Chronik | Burgenland
05.09.2018

Sonderlandtag: Pezi, Kasperl und der Weltuntergang

ÖVP wollte mehr Transparenz und stimmte am Ende einem Allerwelts-Antrag von Rot-Blau zu

Den ersten Ordnungsruf des Präsidenten gab es am Mittwoch schon, ehe der erste Landtagsabgeordnete ans Rednerpult trat – und zwar innerhalb der rot-blauen Koalition: Christian Illedits ( SPÖ) rügte FPÖ-Landeshauptmannstellvertreter Hans Tschürtz nachträglich, weil der blaue Frontmann in der Juli-Sitzung des Landtags Mandataren der Opposition vorgeworfen hatte, „großgoschert geredet“ zu haben.

In dem von der ÖVP beantragten Sonderlandtag unter dem Motto „Demokratie-Schutz-Paket“ fiel dann zwar auch das eine oder andere weniger feine Wörtchen, aber in der Sache waren einander Koalition und Opposition gar nicht so feind. Am Ende gab es einen einstimmigen Beschluss – allerdings nicht des ÖVP-Antrags, sondern des sehr allgemein gehaltenen Abänderungsantrags von Rot-Blau. Dessen Sukkus: Noch vor der nächsten Landtagswahl sollen im Rahmen von Parteienverhandlungen Reformvorschläge für Landesverfassung und Geschäftsordnung des Landtags ausgearbeitet werden.

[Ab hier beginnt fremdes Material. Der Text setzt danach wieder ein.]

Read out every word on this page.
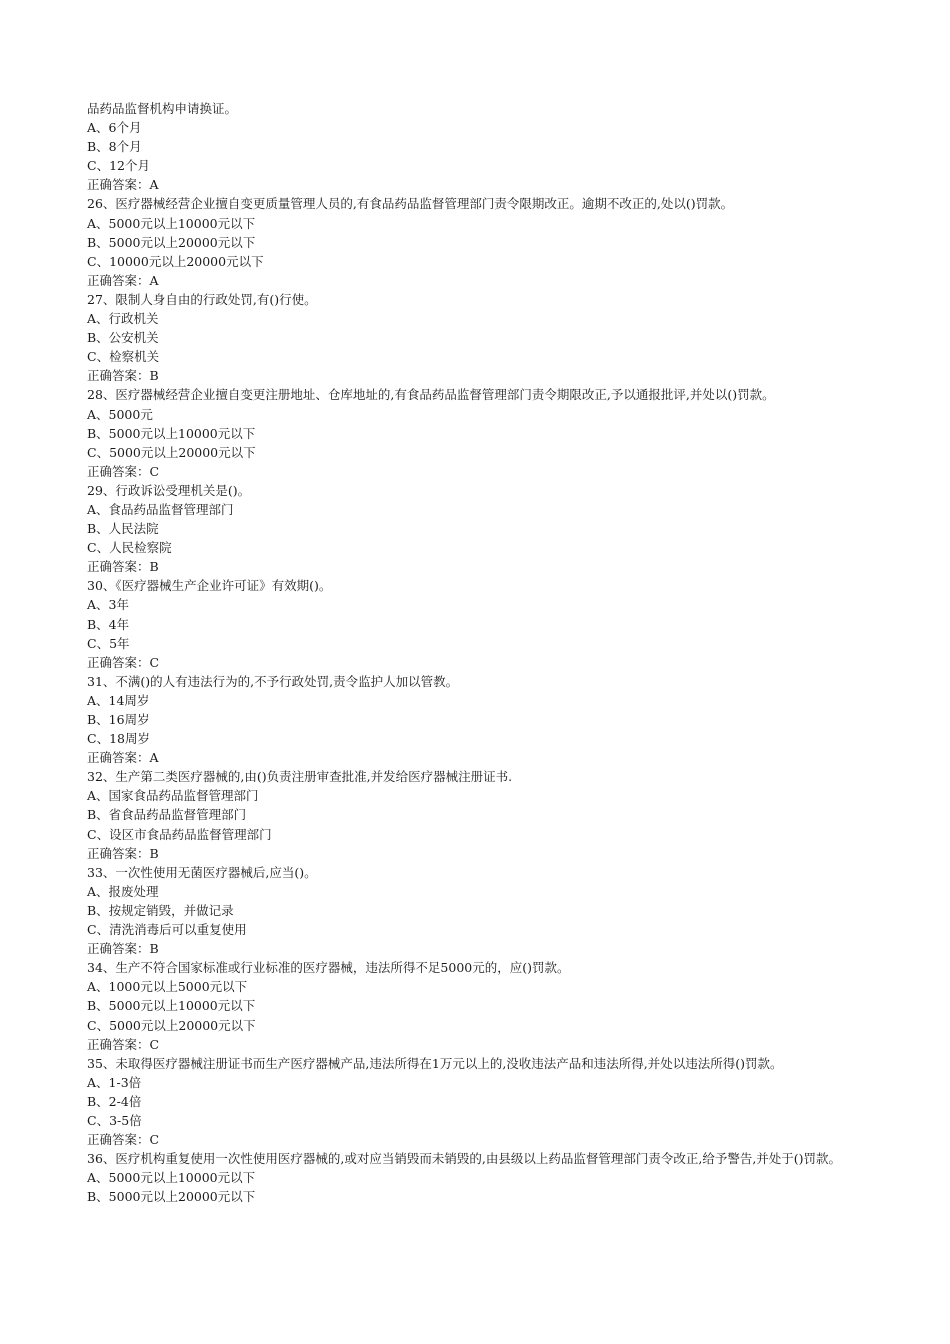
品药品监督机构申请换证。
A、6个月
B、8个月
C、12个月
正确答案：A
26、医疗器械经营企业擅自变更质量管理人员的,有食品药品监督管理部门责令限期改正。逾期不改正的,处以()罚款。
A、5000元以上10000元以下
B、5000元以上20000元以下
C、10000元以上20000元以下
正确答案：A
27、限制人身自由的行政处罚,有()行使。
A、行政机关
B、公安机关
C、检察机关
正确答案：B
28、医疗器械经营企业擅自变更注册地址、仓库地址的,有食品药品监督管理部门责令期限改正,予以通报批评,并处以()罚款。
A、5000元
B、5000元以上10000元以下
C、5000元以上20000元以下
正确答案：C
29、行政诉讼受理机关是()。
A、食品药品监督管理部门
B、人民法院
C、人民检察院
正确答案：B
30、《医疗器械生产企业许可证》有效期()。
A、3年
B、4年
C、5年
正确答案：C
31、不满()的人有违法行为的,不予行政处罚,责令监护人加以管教。
A、14周岁
B、16周岁
C、18周岁
正确答案：A
32、生产第二类医疗器械的,由()负责注册审查批准,并发给医疗器械注册证书.
A、国家食品药品监督管理部门
B、省食品药品监督管理部门
C、设区市食品药品监督管理部门
正确答案：B
33、一次性使用无菌医疗器械后,应当()。
A、报废处理
B、按规定销毁，并做记录
C、清洗消毒后可以重复使用
正确答案：B
34、生产不符合国家标准或行业标准的医疗器械，违法所得不足5000元的，应()罚款。
A、1000元以上5000元以下
B、5000元以上10000元以下
C、5000元以上20000元以下
正确答案：C
35、未取得医疗器械注册证书而生产医疗器械产品,违法所得在1万元以上的,没收违法产品和违法所得,并处以违法所得()罚款。
A、1-3倍
B、2-4倍
C、3-5倍
正确答案：C
36、医疗机构重复使用一次性使用医疗器械的,或对应当销毁而未销毁的,由县级以上药品监督管理部门责令改正,给予警告,并处于()罚款。
A、5000元以上10000元以下
B、5000元以上20000元以下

Damit wurde dann auch gleich im Büro des Landtagspräsidenten begonnen, der zu dieser Auftaktbesprechung schon am 5. Juli eingeladen hatte. Dieser Umstand war es auch, der zuvor in der knapp dreistündigen Debatte für koalitionären Unmut gesorgt hatte: Der ÖVP gehe es nur um „Öffentlichkeit“, inhaltlich sei der Antrag eine „Mogelpackung ohne Mehrwert für die Burgenländer“, befand SPÖ-Klubchefin Ingrid Salamon, und ihr blauer Kollege Géza Molnár mutmaßte in Anspielung auf den letzten Vorhang im Urania-Kasperltheater in Wien: Die ÖVP mache den Landtag „vielleicht in Kompensation der Pensionierung von Pezi und Kasperl zur Theaterbühne“.

Dem blauen Klubchef blieb es auch vorbehalten, über die möglichen Hintergründe des Sonderlandtags zu spekulieren: Dieser finde nämlich just wenige Tage vor dem SPÖ-Parteitag am Samstag statt, bei dem „ein verdienter und erfolgreicher Landeshauptmann als Landesparteivorsitzender verabschiedet werden soll“.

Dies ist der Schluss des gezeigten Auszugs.